LIVE: Why ‘old-school’ star is what tennis needs

Arguably the story from Day 11 of the Australian Open was Serena Williams’ teary exit from a post-match press conference which sparked retirement rumours.

It seems unfathomable that we could see the tennis calendar without one S. Williams on the draw after a sparkling career that has lasted over two decades, but her semi-final humbling at the hands of Naomi Osaka caused many to believe that retirement could be closer than people think.

While the initial reaction to Williams’ slow exit from Rod Laver Arena and her press conference tears was retirement fears, tennis icon Mats Wilander thinks otherwise.

“I think we see those tears because I think she was disappointed in the way she played,” Wilander told Eurosport.

“I think she had really high hopes, she had a really good start. If she got to 3-0, it could have been 4-0, then 5-0.

“She was a bit unlucky and I think she has taken a step in the right direction.

“For her this is a bigger loss, because she is moving better, she is playing better and she is still not really close to Osaka.

“I feel that’s where the emotions start – she’s probably thinking, what do I need to do now?”

Men’s world No.1 Novak Djokovic also suggested that Williams’ reaction was more to do with a lost opportunity as opposed to a final opportunity.

“When you’re chasing big things that are related to the history of the sport, obviously it has a lot of weight, a lot of pressure,” Djokovic said after his semi-final win.

“And regardless of the amount of years that you have played on the tour and the experience that you have, you still feel it on your shoulders. I can empathize with Serena and what she’s going through.

“She’s such an amazing champion that inspires both male and female athletes around the world in what she has been doing, I mean, still is doing in her age, is extraordinary.

“Regardless of all the success that she had, you know, I know that when you lose a big match you’re frustrated. You’re pissed off and you’re emotional. Of course, it’s completely understandable.

“When you see a larger picture for her and everything that who she is, what she stands for on and off the court, it’s — I mean, she’s one of the greatest ever. I mean, there is no doubt, athletes, not just tennis player.

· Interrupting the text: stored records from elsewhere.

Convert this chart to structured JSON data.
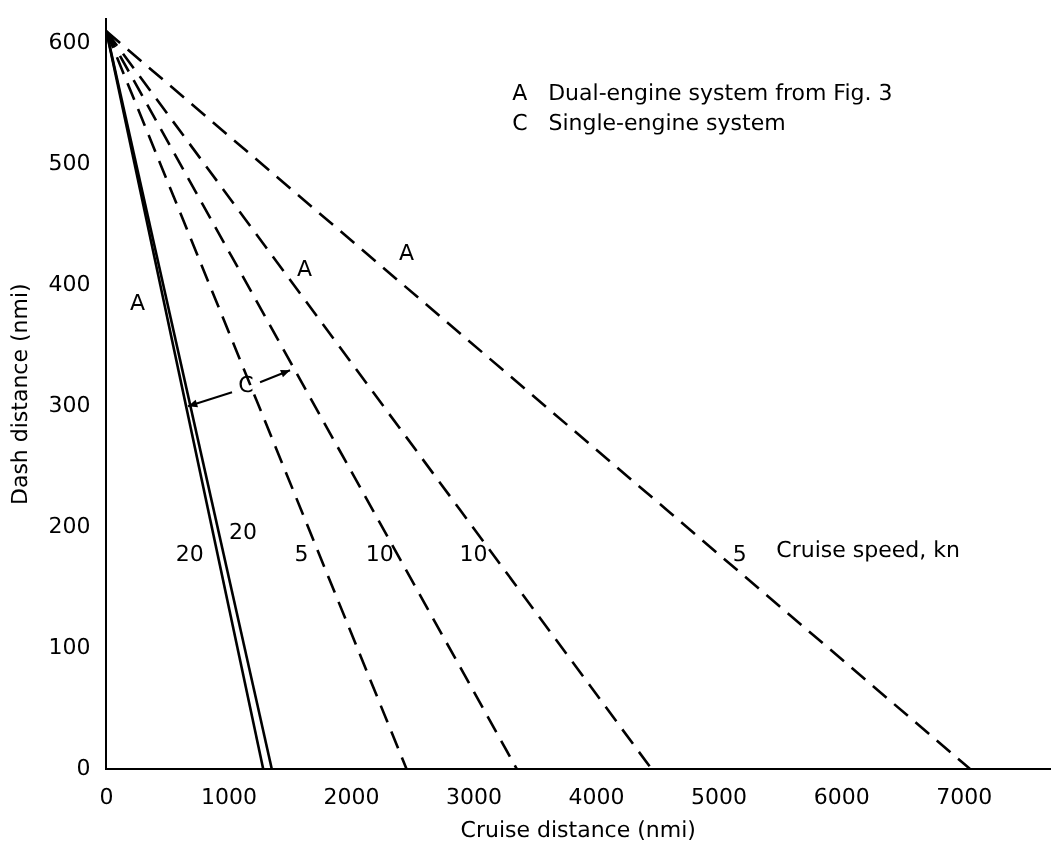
{
  "chart_data": {
    "type": "line",
    "xlabel": "Cruise distance (nmi)",
    "ylabel": "Dash distance (nmi)",
    "xlim": [
      0,
      7700
    ],
    "xticks": [
      0,
      1000,
      2000,
      3000,
      4000,
      5000,
      6000,
      7000
    ],
    "ylim": [
      0,
      620
    ],
    "yticks": [
      0,
      100,
      200,
      300,
      400,
      500,
      600
    ],
    "grid": false,
    "legend": false,
    "marker": "none",
    "series": [
      {
        "name": "20",
        "color": "#000000",
        "x": [
          0,
          1280
        ],
        "values": [
          610,
          0
        ],
        "line_style": "solid"
      },
      {
        "name": "20",
        "color": "#000000",
        "x": [
          0,
          1350
        ],
        "values": [
          610,
          0
        ],
        "line_style": "solid"
      },
      {
        "name": "5",
        "color": "#000000",
        "x": [
          0,
          2450
        ],
        "values": [
          610,
          0
        ],
        "line_style": "dashed"
      },
      {
        "name": "10",
        "color": "#000000",
        "x": [
          0,
          3350
        ],
        "values": [
          610,
          0
        ],
        "line_style": "dashed"
      },
      {
        "name": "10",
        "color": "#000000",
        "x": [
          0,
          4450
        ],
        "values": [
          610,
          0
        ],
        "line_style": "dashed"
      },
      {
        "name": "5",
        "color": "#000000",
        "x": [
          0,
          7050
        ],
        "values": [
          610,
          0
        ],
        "line_style": "dashed"
      }
    ],
    "annotations": [
      "A   Dual-engine system from Fig. 3",
      "C   Single-engine system",
      "Cruise speed, kn",
      "A",
      "A",
      "A",
      {
        "text": "C",
        "x": 650,
        "y": 300
      }
    ]
  }
}
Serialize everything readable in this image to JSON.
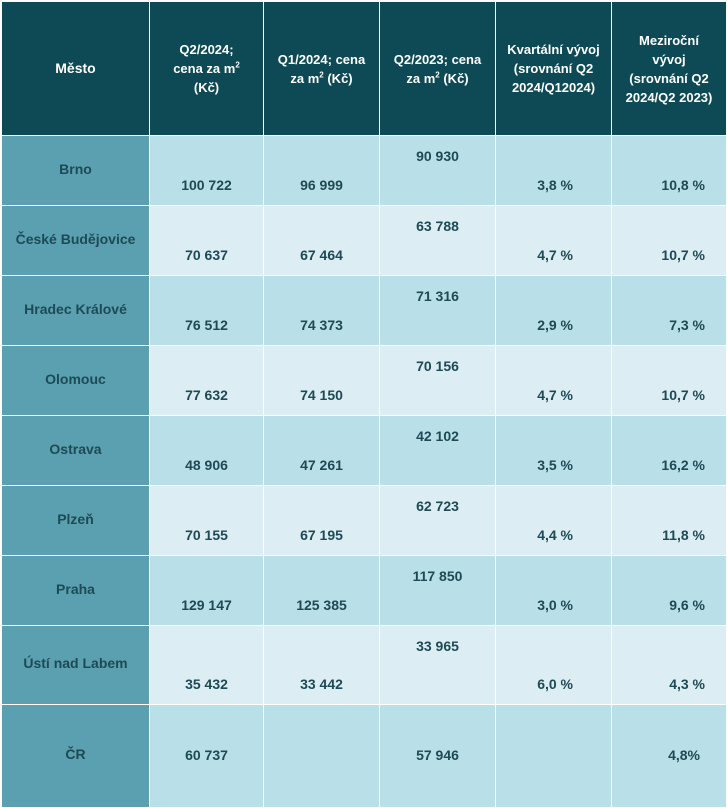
{
  "headers": {
    "city": "Město",
    "q2_2024_a": "Q2/2024;",
    "q2_2024_b": "cena za m",
    "q2_2024_c": "(Kč)",
    "q1_2024_a": "Q1/2024;  cena",
    "q1_2024_b": "za m",
    "q1_2024_c": " (Kč)",
    "q2_2023_a": "Q2/2023; cena",
    "q2_2023_b": "za m",
    "q2_2023_c": " (Kč)",
    "sup": "2",
    "quarterly_a": "Kvartální vývoj",
    "quarterly_b": "(srovnání Q2",
    "quarterly_c": "2024/Q12024)",
    "yearly_a": "Meziroční",
    "yearly_b": "vývoj",
    "yearly_c": "(srovnání Q2",
    "yearly_d": "2024/Q2 2023)"
  },
  "rows": [
    {
      "city": "Brno",
      "q2_2024": "100 722",
      "q1_2024": "96 999",
      "q2_2023": "90 930",
      "quarterly": "3,8 %",
      "yearly": "10,8 %"
    },
    {
      "city": "České Budějovice",
      "q2_2024": "70 637",
      "q1_2024": "67 464",
      "q2_2023": "63 788",
      "quarterly": "4,7 %",
      "yearly": "10,7 %"
    },
    {
      "city": "Hradec Králové",
      "q2_2024": "76 512",
      "q1_2024": "74 373",
      "q2_2023": "71 316",
      "quarterly": "2,9 %",
      "yearly": "7,3 %"
    },
    {
      "city": "Olomouc",
      "q2_2024": "77 632",
      "q1_2024": "74 150",
      "q2_2023": "70 156",
      "quarterly": "4,7 %",
      "yearly": "10,7 %"
    },
    {
      "city": "Ostrava",
      "q2_2024": "48 906",
      "q1_2024": "47 261",
      "q2_2023": "42 102",
      "quarterly": "3,5 %",
      "yearly": "16,2 %"
    },
    {
      "city": "Plzeň",
      "q2_2024": "70 155",
      "q1_2024": "67 195",
      "q2_2023": "62 723",
      "quarterly": "4,4 %",
      "yearly": "11,8 %"
    },
    {
      "city": "Praha",
      "q2_2024": "129 147",
      "q1_2024": "125 385",
      "q2_2023": "117 850",
      "quarterly": "3,0 %",
      "yearly": "9,6 %"
    },
    {
      "city": "Ústí nad Labem",
      "q2_2024": "35 432",
      "q1_2024": "33 442",
      "q2_2023": "33 965",
      "quarterly": "6,0 %",
      "yearly": "4,3 %"
    },
    {
      "city": "ČR",
      "q2_2024": "60 737",
      "q1_2024": "",
      "q2_2023": "57 946",
      "quarterly": "",
      "yearly": "4,8%"
    }
  ],
  "colors": {
    "header_bg": "#0d4a55",
    "city_bg": "#5aa0b0",
    "row_odd_bg": "#b9dfe8",
    "row_even_bg": "#dcedf3",
    "text": "#1d4a55"
  }
}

“I’m proud and honored to be playing at the same time she does and to see her greatness,experience her greatness is a thrill.”

Wilander and Djokovic were also backed by tennis journalists, who also believed that retirement fears could be an over-reaction.

“Perhaps the hint of retirement is an over-reaction from us — we know it’s coming, but don’t necessarily want to accept that reality,” The Athletics Christopher Kamrani wrote.

“It’s just that Williams was playing so well in Melbourne, that she looked closer to her peak self than she had in years, that maybe falling short of a final was more difficult to deal with than she initially expected.”

“There are already discussions of her future, about the precise meaning of her wave as she left the court, but she is allowed, also, just to be frustrated at how things continue to pan out,” The Guardian’s Tumaini Carayol added.

“Since returning from pregnancy she has constantly put herself in a position to win. When her performances in four grand slam finals were not enough, she went away and worked harder.”